E, nos acidentes estradais, a “força brutal” ou o “abuso da força” ou a “violência” deve avaliar-se em função da velocidade imprimida aos veículos intervenientes em qualquer embate ou despiste, ou seja, quanto mais elevada for a velocidade, mais violento tende a ser o embate ou o despiste que ocorrer.

E não propriamente pelas suas consequências, pois, são conhecidos casos públicos (através de imagens televisivas ou de fotografias em jornais) de embates ou despistes aparatosos, com consequências pessoais menores, comparadas com o estado em que o veículo ou veículos ficaram após o acidente. Ao invés, são também conhecidos casos de embates ou despistes aparentemente sem grandes danos nos veículos, mas com consequências pessoais graves.

No caso dos autos, tratou-se de um embate entre uma bicicleta (“velocípede sem motor” – cfr. ponto 5 da matéria de facto) e um veículo ligeiro, com o pormenor, importante, diga-se, de a bicicleta circular no sentido da “inclinação ascendente” da viacfr. ponto 15 da matéria de facto.

Deste modo, não estando apuradas as velocidades da bicicleta (a subir não devia ser elevada, convenhamos), nem do veículo ligeiro (que travou e tentou encostar à berma direita), o advérbio violentamente tem natureza claramente conclusiva, pelo que se dá como não escrito, nos termos do artigo 646.º, n.º 4, do CPC.»

2. 2. E a supressão do item 17) — onde se consignara que "O sinistrado circulava distraído, sem prestar atenção à sua condução e ao restante tráfego" foi justificada como segue:

«Distraído é um adjectivo que significa “abstracto”, “esquecido”, “descuidado”, “entretido”, “alheado” (cfr. Dicionário Enciclopédico de Língua Portuguesa).

Tal expressão, levada ao quesito 6.º da base instrutória, foi retirada do artigo 12 da contestação da ré seguradora, que se terá apoiado na Descrição do Acidente, incluída na Participação de Acidente de Viação, junta com a contestação, a fls. 291-292 dos autos (a ré seguradora não apresentou qualquer outra prova testemunhal ou documental do acidente, para além dos dois ocupantes do veículo..-..-.. e da dita Participação), segundo a qual, a condutora do veículo ligeiro terá dito à GNR que o sinistrado/ciclista “ia a olhar para o lado, não se apercebendo que circulava na via de sentido oposto”.

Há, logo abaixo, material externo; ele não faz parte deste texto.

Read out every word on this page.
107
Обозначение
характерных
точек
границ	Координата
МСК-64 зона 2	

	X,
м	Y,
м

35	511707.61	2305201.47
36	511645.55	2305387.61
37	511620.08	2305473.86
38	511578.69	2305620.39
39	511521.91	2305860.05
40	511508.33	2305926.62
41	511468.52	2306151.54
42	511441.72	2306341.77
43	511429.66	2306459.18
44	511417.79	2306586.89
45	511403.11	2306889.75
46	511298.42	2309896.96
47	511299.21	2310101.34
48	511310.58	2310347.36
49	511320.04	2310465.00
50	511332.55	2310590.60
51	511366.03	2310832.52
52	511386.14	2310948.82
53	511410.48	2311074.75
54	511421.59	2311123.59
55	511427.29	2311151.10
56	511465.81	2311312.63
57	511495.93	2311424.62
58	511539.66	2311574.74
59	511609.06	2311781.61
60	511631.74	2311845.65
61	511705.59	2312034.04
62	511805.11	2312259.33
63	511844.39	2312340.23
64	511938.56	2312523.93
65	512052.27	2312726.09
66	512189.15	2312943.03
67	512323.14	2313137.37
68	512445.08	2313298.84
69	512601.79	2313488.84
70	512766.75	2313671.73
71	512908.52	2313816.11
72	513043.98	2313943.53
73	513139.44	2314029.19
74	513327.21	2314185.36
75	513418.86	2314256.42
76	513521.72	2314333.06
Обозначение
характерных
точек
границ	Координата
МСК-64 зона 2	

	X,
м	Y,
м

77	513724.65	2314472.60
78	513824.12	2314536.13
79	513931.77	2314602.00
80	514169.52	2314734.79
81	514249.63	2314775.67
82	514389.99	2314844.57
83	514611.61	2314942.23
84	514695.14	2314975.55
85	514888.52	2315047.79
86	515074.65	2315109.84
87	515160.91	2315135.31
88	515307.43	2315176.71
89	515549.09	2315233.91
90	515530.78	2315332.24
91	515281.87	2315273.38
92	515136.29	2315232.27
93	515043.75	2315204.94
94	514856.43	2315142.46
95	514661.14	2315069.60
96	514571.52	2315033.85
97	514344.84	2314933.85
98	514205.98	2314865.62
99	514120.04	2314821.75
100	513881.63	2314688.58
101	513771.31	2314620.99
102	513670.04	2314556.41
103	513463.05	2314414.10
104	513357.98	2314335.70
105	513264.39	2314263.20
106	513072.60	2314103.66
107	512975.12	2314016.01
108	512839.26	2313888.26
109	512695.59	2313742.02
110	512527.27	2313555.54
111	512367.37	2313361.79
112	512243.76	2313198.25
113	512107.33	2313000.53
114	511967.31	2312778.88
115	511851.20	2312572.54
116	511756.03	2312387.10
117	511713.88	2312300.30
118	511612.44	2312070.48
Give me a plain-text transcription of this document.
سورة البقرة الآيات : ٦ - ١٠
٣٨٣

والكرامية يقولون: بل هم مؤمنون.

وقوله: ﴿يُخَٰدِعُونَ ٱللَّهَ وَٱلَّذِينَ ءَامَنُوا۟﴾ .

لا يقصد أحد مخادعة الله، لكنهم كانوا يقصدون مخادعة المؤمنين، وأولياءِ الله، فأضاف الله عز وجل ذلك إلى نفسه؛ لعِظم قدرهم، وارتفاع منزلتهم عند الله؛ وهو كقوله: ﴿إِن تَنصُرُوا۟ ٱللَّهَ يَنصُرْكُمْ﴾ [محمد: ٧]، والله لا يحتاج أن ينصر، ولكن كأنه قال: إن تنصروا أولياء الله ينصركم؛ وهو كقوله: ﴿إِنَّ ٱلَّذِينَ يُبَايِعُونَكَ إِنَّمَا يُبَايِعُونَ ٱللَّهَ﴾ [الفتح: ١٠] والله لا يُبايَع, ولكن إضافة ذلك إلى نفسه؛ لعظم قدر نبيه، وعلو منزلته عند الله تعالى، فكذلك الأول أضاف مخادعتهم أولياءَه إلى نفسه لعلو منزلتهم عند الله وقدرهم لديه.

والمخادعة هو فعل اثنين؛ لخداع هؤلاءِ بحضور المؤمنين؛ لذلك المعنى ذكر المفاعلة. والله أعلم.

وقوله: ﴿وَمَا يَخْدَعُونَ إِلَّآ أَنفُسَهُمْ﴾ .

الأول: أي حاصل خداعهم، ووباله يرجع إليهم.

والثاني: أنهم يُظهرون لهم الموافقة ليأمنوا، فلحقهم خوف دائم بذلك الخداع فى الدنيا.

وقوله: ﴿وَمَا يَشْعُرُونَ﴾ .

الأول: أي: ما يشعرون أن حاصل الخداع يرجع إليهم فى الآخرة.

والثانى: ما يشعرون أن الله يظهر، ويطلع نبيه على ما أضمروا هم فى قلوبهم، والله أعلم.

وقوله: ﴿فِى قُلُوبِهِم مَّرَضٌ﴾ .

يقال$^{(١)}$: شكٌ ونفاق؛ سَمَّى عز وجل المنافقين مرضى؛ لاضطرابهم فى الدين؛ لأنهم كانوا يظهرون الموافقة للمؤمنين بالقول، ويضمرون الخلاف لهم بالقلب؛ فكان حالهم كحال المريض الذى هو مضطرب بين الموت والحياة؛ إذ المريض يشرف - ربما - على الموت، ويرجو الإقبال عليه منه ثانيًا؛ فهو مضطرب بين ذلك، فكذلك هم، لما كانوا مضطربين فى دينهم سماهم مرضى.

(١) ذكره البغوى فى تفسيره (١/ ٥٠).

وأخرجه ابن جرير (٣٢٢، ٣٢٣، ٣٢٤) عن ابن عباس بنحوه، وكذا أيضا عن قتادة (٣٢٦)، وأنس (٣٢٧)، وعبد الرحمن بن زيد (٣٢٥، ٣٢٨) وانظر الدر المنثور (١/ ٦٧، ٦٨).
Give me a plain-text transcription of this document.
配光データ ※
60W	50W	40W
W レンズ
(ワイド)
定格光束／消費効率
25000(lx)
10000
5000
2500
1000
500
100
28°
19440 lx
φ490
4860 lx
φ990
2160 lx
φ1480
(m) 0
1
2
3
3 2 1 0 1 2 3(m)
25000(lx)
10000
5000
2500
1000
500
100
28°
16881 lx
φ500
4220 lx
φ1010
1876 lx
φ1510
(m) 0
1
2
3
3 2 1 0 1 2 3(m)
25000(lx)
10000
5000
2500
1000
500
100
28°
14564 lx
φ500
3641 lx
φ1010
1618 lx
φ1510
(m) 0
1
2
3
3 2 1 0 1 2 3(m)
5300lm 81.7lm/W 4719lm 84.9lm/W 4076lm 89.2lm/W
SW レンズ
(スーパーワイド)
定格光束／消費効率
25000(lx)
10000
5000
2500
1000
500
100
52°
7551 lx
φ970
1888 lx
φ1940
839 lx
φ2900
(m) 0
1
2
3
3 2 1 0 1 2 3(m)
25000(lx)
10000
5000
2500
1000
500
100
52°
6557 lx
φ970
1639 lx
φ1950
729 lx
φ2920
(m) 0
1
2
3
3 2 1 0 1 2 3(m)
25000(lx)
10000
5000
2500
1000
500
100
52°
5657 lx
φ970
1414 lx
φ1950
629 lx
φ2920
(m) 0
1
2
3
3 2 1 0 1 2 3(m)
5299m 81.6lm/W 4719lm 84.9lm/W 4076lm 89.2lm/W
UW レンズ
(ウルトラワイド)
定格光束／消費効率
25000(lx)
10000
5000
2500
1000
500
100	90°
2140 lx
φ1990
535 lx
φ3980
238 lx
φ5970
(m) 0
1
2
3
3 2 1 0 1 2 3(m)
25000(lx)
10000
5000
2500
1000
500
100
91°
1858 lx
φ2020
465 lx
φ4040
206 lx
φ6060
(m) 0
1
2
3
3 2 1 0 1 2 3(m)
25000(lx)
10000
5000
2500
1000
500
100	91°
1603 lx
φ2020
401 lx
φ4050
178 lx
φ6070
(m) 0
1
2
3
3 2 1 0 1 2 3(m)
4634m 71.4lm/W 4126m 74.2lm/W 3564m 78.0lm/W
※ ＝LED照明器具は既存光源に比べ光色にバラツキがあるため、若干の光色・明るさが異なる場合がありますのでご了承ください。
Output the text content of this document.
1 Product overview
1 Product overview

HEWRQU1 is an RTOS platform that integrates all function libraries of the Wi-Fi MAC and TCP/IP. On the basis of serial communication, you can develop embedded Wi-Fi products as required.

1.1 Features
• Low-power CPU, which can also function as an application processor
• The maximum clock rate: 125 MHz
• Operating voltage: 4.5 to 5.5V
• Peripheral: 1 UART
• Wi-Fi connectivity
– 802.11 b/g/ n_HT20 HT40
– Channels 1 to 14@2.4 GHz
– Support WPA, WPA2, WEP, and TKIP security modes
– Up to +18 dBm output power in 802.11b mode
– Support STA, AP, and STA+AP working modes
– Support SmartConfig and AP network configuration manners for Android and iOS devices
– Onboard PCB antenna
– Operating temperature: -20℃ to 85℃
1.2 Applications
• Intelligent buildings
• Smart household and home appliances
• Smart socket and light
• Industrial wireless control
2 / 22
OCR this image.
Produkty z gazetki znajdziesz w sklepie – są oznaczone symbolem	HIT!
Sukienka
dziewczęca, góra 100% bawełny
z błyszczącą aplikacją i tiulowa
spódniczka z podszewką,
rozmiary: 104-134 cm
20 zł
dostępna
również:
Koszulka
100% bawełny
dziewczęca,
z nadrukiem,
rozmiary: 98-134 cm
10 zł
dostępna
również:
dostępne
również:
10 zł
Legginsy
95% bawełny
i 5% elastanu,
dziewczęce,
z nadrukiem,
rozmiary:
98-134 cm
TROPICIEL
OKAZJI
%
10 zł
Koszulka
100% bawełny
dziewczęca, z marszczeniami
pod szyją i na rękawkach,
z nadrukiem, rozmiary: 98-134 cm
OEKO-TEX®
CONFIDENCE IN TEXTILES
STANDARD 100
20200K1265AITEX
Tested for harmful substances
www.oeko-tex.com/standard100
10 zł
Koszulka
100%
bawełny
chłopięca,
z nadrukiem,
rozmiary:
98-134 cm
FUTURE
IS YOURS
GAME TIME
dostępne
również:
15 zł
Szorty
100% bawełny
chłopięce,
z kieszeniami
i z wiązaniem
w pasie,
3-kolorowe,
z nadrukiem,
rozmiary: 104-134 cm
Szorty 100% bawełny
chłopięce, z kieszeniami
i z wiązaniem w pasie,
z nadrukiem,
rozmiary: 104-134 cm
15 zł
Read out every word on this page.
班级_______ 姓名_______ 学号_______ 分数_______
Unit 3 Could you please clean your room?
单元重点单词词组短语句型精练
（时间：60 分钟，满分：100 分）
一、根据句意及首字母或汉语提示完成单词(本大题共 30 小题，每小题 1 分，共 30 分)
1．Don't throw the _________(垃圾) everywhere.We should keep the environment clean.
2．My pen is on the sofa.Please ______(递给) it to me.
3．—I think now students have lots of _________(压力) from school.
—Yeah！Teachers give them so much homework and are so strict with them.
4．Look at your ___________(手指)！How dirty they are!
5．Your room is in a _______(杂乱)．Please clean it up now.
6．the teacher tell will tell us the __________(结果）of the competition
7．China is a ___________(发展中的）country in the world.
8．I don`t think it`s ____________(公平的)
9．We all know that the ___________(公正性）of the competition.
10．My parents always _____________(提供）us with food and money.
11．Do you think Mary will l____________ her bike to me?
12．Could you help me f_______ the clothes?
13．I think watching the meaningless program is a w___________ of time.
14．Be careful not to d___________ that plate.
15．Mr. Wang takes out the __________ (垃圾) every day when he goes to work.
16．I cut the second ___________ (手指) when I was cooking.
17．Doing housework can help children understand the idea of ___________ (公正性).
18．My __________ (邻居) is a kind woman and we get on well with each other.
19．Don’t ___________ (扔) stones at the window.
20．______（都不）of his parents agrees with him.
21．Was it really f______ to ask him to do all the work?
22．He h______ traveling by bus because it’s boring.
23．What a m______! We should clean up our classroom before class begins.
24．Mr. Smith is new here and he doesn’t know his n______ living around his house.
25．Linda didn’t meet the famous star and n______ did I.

Acontece, porém, que não está minimamente explicado o motivo ou motivos pelo(s) qual(is) o sinistrado “ia a olhar para o lado”.

Terá sido por mero descuido? Porque ia entretido a ouvir música, com auriculares nos ouvidos? Porque foi chamado por alguém que circulava na berma da estrada? Porque se tentou desviar de uma pedra ou pau ou areia (um perigo para as bicicletas) existente na via? Ou de um animal? Ou porque, a subir, o sinistrado ia em pé, em cima da bicicleta (levantado do selim – uma técnica muito usada pelos jovens, como é sabido. O autor tinha 16 anos de idade, à data do acidente.), balançando o corpo para a direita e para a esquerda, conforme o pedal da bicicleta que accionava?

Não se sabe.

E será que a condutora do veículo OC não terá confundido o balançar do corpo do sinistrado, para a direita e para esquerda, com o ir “a olhar para o lado”?

Além disso, qual a distância que foi percorrida, pela bicicleta, na hemifaixa de rodagem do veículo OC, antes do embate?

Também não se sabe. E este era um elemento fundamental para avaliar da falta de “atenção do sinistrado à sua condução e ao restante tráfego” da via, por onde circulava.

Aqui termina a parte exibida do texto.